Virtua Fighter 5 - PS3 Review - Sega

Virtua Fighter 5
PS3 Review

Virtua Fighter 5, PS3 Review, Sega

Virtua Fighter returns in its fifth incarnation over the last decade, and violence is once again on the agenda. Having paved the way for the 3D fighter genre and for the likes of Tekken and Soul Calibur to follow in its wake, would Virtua Fighter 5 roundhouse kick Sega's flagship fighting game into the next generation on the PS3?

The graphical design is art based rather than true-to-life and you can immediately tell that this looks like a next generation title. The HD resolution is supported up to 720p, so it has not been pushed to the limit, but a lot of time and effort has been put into the characters, environment and backdrops. Speaking of characters, there are now 17 fighters and VF5 includes 2 new combatants from the previous PS2 incarnation. Eileen (using some form of monkey Kung-Fu fighting style) and the Mexican fighting champion 'El Blaze' join a cast of old favourites to battle it out for the fighting crown.

The main menu offers few options across arcade, versus, quest, dojo & VF.TV (watch your fight replays. wow!) - a single player mode and an offline multiplayer are what you have when it boils down to it. This looks like a specific ploy from Sega to keep the title simple to avoid over complications and over subscribing the user with options which could be attributed to some of its competitors in the genre. The lack of an online multiplayer can only be deemed a drawback in this day and age and would be whatever the title really on any next generation release.

So how has the action evolved? Well Sega claim to have introduced the "Offensive Move" manoeuvre system which allegedly allows players to make an attack easier from the side to add to the fluency of the fight. I haven't really seen much evidence of this. Not that you can't attack from the side, but more that you could in previous incarnations and nothing has really changed much in this respect. Button mashing as a fighting technique does not really cut it as there are a vast amount of combinations to learn and utilise. This coupled with the fact that, whilst the graphics are 3D the gameplay feels a bit one dimensional - with a couple of taps downwards on the d-pad giving you a slightly different angle of attack the only variation from this - gives it an old school feel. This may appeal to hard core fans of Virtua Fighter but is likely to alienate those from new user to occasional who are looking for something more from the step up to the PS3.

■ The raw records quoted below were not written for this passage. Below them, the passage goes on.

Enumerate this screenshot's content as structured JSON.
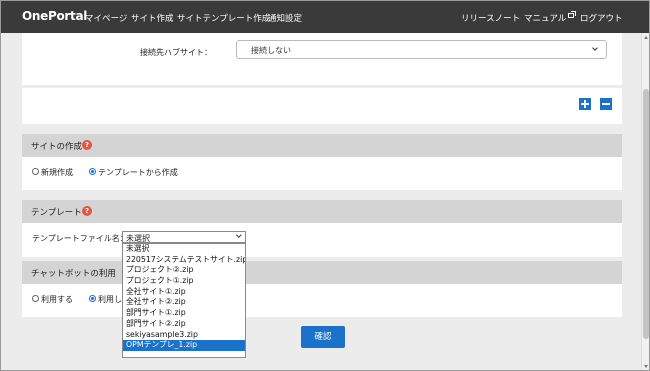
{
  "header": {
    "brand": "OnePortal",
    "nav": [
      "マイページ",
      "サイト作成",
      "サイトテンプレート作成",
      "通知設定"
    ],
    "right_nav": [
      "リリースノート",
      "マニュアル",
      "ログアウト"
    ]
  },
  "hub": {
    "label": "接続先ハブサイト：",
    "value": "接続しない"
  },
  "site_creation": {
    "title": "サイトの作成",
    "help": "?",
    "options": [
      "新規作成",
      "テンプレートから作成"
    ],
    "selected": "テンプレートから作成"
  },
  "template": {
    "title": "テンプレート",
    "help": "?",
    "file_label": "テンプレートファイル名：",
    "selected": "未選択",
    "options": [
      "未選択",
      "220517システムテストサイト.zip",
      "プロジェクト②.zip",
      "プロジェクト①.zip",
      "全社サイト①.zip",
      "全社サイト②.zip",
      "部門サイト①.zip",
      "部門サイト②.zip",
      "sekiyasample3.zip",
      "OPMテンプレ_1.zip"
    ],
    "highlighted": "OPMテンプレ_1.zip"
  },
  "chatbot": {
    "title": "チャットボットの利用",
    "help": "?",
    "options": [
      "利用する",
      "利用し"
    ],
    "selected": "利用し"
  },
  "confirm_label": "確認",
  "colors": {
    "header_bg": "#3a3a3a",
    "accent": "#1a73c9",
    "section_header_bg": "#d4d4d4",
    "help_badge": "#e8543f"
  },
  "icons": {
    "manual_external": "external-link-icon",
    "add": "plus-icon",
    "remove": "minus-icon",
    "help": "help-icon"
  }
}
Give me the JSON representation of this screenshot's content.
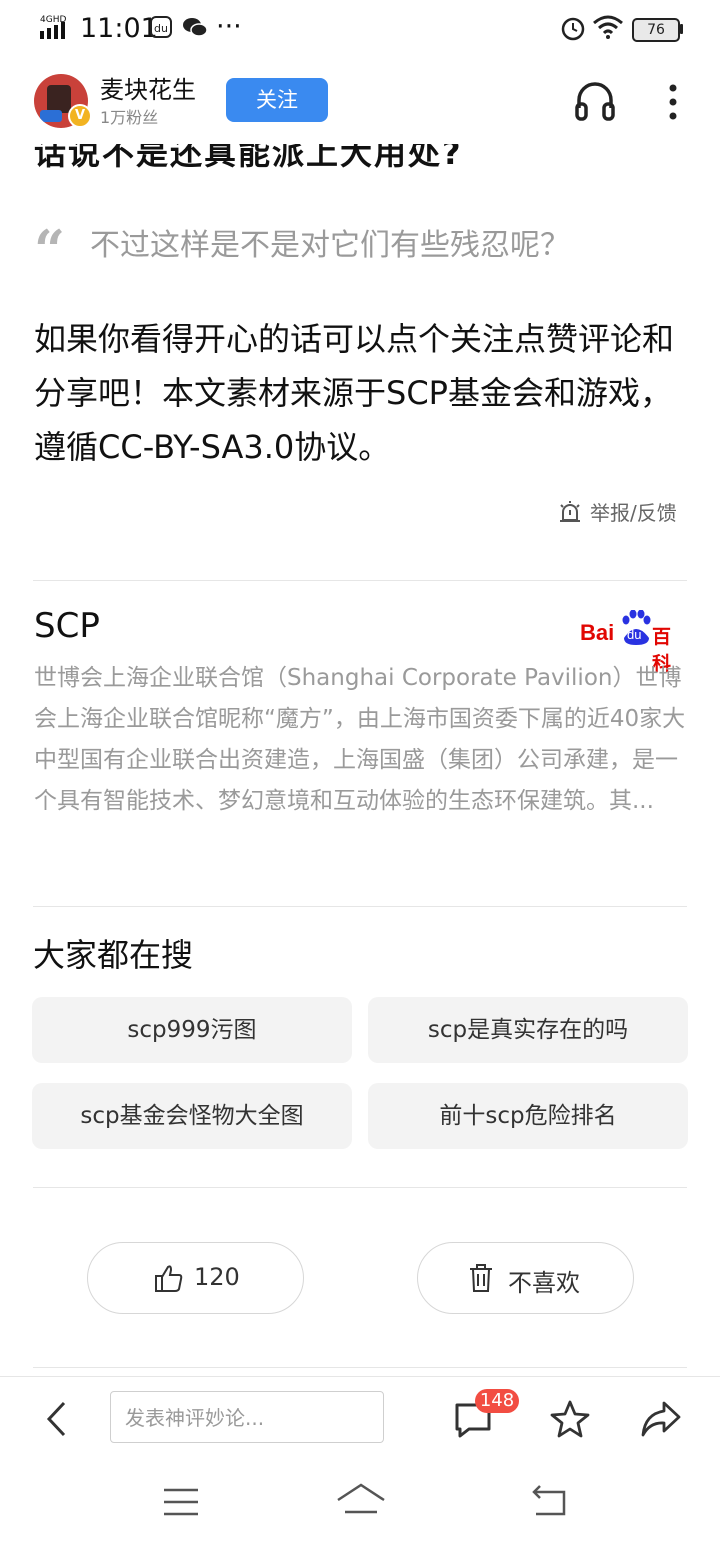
{
  "status_bar": {
    "network": "4GHD",
    "time": "11:01",
    "battery": "76"
  },
  "header": {
    "author": "麦块花生",
    "fans": "1万粉丝",
    "follow_label": "关注",
    "verified_badge": "V"
  },
  "article": {
    "partial_heading": "话说不是还真能派上大用处?",
    "quote": "不过这样是不是对它们有些残忍呢？",
    "paragraph": "如果你看得开心的话可以点个关注点赞评论和分享吧！本文素材来源于SCP基金会和游戏，遵循CC-BY-SA3.0协议。",
    "report_label": "举报/反馈"
  },
  "baike": {
    "title": "SCP",
    "logo_bai": "Bai",
    "logo_du": "du",
    "logo_baike": "百科",
    "description": "世博会上海企业联合馆（Shanghai Corporate Pavilion）世博会上海企业联合馆昵称“魔方”，由上海市国资委下属的近40家大中型国有企业联合出资建造，上海国盛（集团）公司承建，是一个具有智能技术、梦幻意境和互动体验的生态环保建筑。其..."
  },
  "search": {
    "title": "大家都在搜",
    "items": [
      {
        "label": "scp999污图"
      },
      {
        "label": "scp是真实存在的吗"
      },
      {
        "label": "scp基金会怪物大全图"
      },
      {
        "label": "前十scp危险排名"
      }
    ]
  },
  "actions": {
    "like_count": "120",
    "dislike_label": "不喜欢"
  },
  "bottom_bar": {
    "comment_placeholder": "发表神评妙论...",
    "comment_count": "148"
  },
  "colors": {
    "accent": "#3a8af0",
    "badge_red": "#f24d42",
    "baike_red": "#e10602",
    "baike_blue": "#2932e1"
  }
}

I would like to say something appealing about the sound but I can't. I haven't really got a beef with the action sounds of punches and kicks landing because, and lets be fair, what more can you with this? But the cringe worthy and repetitive jibes each fighter makes before each fight, makes me angry enough to step in the ring with some of them just try and shut them up.

In conclusion, it seems that a lot of what Virtua Fighter 5 is based on has been done before, be it the focus on fighters stances, the same fighting game engine or lack of options. The newly improved graphics are worth a look but I am not sure whether VF5 has done enough to tempt new followers into submission, especially with no online functionality. Hardcore Virtua Fighter fans will love it but there is nothing significant to set VF5 aside from its predecessors.